The report stated, "In no instance was the documentation we reviewed adequate for us to make a definitive determination regarding whether an activity was appropriate," adding, "Inadequate documentation for outside activities can, intentionally or unintentionally, hide potential violations." The OIG review focused on arrangements from 2001 to 2003 made by 174 senior scientists. The review focused only on those scientists who, as of January 2004, were required to file a publicly accessible financial disclosure report. Directors, deputy directors and scientific directors of the NIH's research institutes were covered by the review. The terms of the OIG review excluded many other high-ranking scientists, including laboratory and branch chiefs, according to the Times.
OIG found that of the 174 scientists whose paperwork was reviewed, 69 requested and received approvals to work with outside organizations. Of those, NIH ethics officials approved 319 of 355 requested outside engagements -- almost 90% of the total.

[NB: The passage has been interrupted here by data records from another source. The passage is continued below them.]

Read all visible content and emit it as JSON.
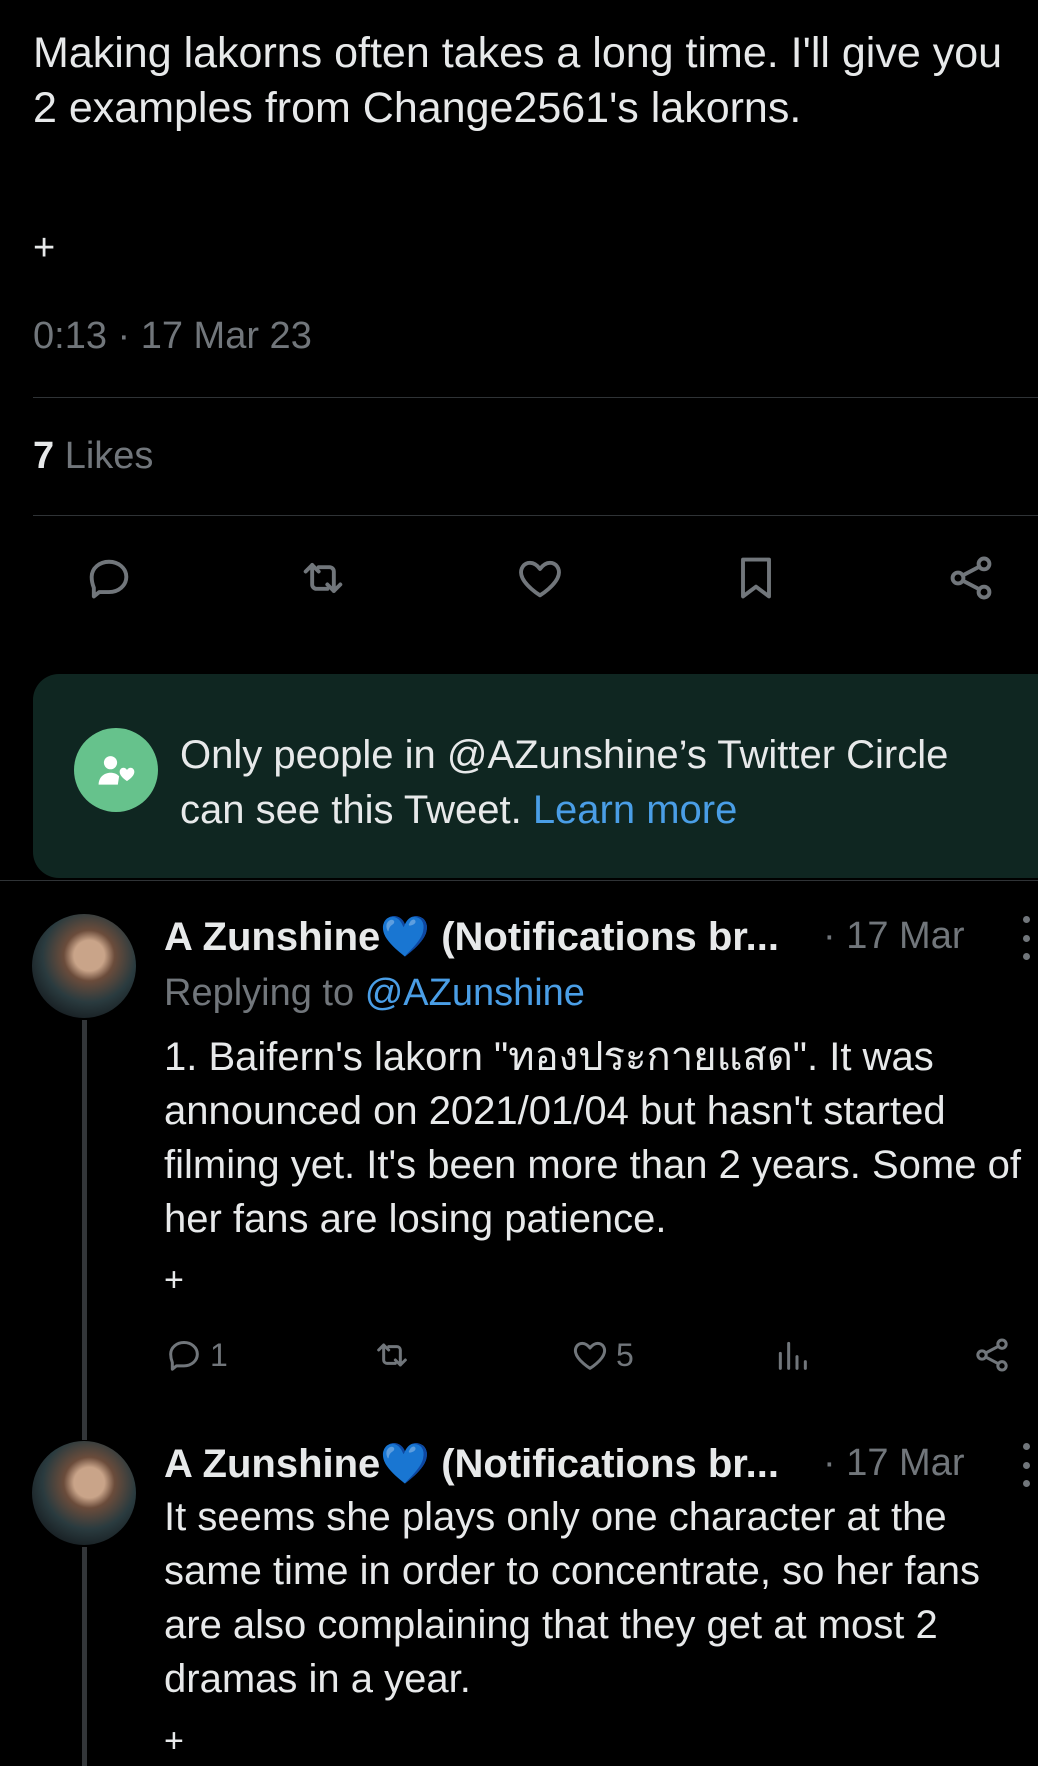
{
  "tweet": {
    "text": "Making lakorns often takes a long time. I'll give you 2 examples from Change2561's lakorns.",
    "plus": "+",
    "meta": "0:13 · 17 Mar 23",
    "likes_count": "7",
    "likes_label": "Likes"
  },
  "actions": [
    "reply-icon",
    "retweet-icon",
    "like-icon",
    "bookmark-icon",
    "share-icon"
  ],
  "circle_notice": {
    "text": "Only people in @AZunshine’s Twitter Circle can see this Tweet.",
    "link": "Learn more"
  },
  "replies": [
    {
      "name": "A Zunshine💙 (Notifications br...",
      "date": "· 17 Mar",
      "replying_prefix": "Replying to",
      "replying_handle": "@AZunshine",
      "text": "1. Baifern's lakorn \"ทองประกายแสด\". It was announced on 2021/01/04 but hasn't started filming yet. It's been more than 2 years. Some of her fans are losing patience.",
      "plus": "+",
      "reply_count": "1",
      "like_count": "5"
    },
    {
      "name": "A Zunshine💙 (Notifications br...",
      "date": "· 17 Mar",
      "text": "It seems she plays only one character at the same time in order to concentrate, so her fans are also complaining that they get at most 2 dramas in a year.",
      "plus": "+"
    }
  ],
  "colors": {
    "background": "#000000",
    "text": "#e7e9ea",
    "muted": "#71767b",
    "link": "#4a9ee6",
    "circle_bg": "#0f2621",
    "circle_icon": "#66c28c"
  }
}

Forty-five of the engagements involved consulting or scientific-advisory arrangements with biomedical companies.
In the report, OIG said that information submitted by the scientists to NIH ethics officials "included insufficient detail regarding the nature of the outside activities, the nature of employees' official job duties, the differences between the outside activities and their official job duties, the outside organizations, and any NIH funding or partnerships with the outside organizations." The advance descriptions of the outside positions that NIH scientists proposed accepting "were too general to demonstrate that employees' official duties would not overlap," the report found.

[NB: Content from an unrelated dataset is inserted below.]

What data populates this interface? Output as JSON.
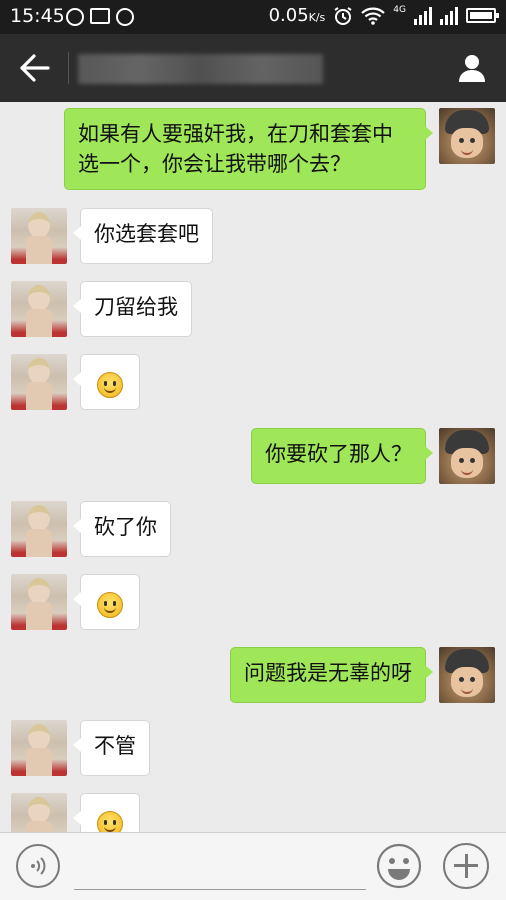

OIG reviewers "could not determine the appropriateness of eight activities, and they also determined that two of the activities appeared to violate regulations," according to the report. In addition, the report said, "It is quite possible that, due to the approach taken in this review, we have underestimated the number of activities that should not have been approved." In a written reply to OIG, NIH Director Elias Zerhouni cited actions recently taken to address outside work arrangements. However, he said that he generally agreed with the inspector general's findings, conclusions and recommendations. A spokesperson for HHS Inspector General Daniel Levinson declined to comment (Willman, Los Angeles Times, 8/5).